A new study of spatial localization of audio-visual stimuli has shown that the 'ventriloquist effect' is a function of near-optimal integration of visual and auditory inputs.

Ventriloquism is a phenomenon whereby we inaccurately perceive a voice as emanating from a spatially displaced source; for example, from the lips of a ventriloquist's dummy rather than from those of the ventriloquist. The effect was originally thought to be the product of voice projection techniques perfected by the performer, but recent hypotheses have suggested that it results from the domination of hearing by vision.

Alais and Burr tested this assertion by having observers localize visual and audio stimuli — brief 'blobs' of light or 'clicks' of sound — in space. Unimodal thresholds were established by presenting these stimuli separately and asking observers to indicate which of the two stimuli appeared more to the left. Subsequently, blobs and clicks were presented simultaneously in one of two modes. In 'conflict' mode, blobs and clicks were spatially displaced from each other; in 'non-conflict' mode, the stimuli were equally displaced to the left or right of centre.

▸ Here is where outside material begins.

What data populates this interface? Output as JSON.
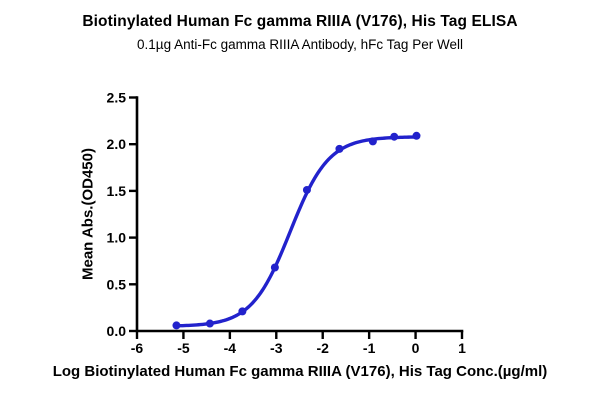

The ability of subjects to localize the stimuli depended on the size and clarity of the blobs. When visual localization was good, vision 'captured' sound, as in the classic ventriloquist effect. However, the reverse was true when visual stimuli were blurred and therefore poorly localized. In this case, the subjects perceived the blob as closer to the correct location of the click, rather than vice versa. In all six subjects, bimodal localization was more precise than either form of unimodal localization. Based on these data, the authors propose a model in which visual and auditory inputs are optimally combined to minimize variance and improve spatial localization.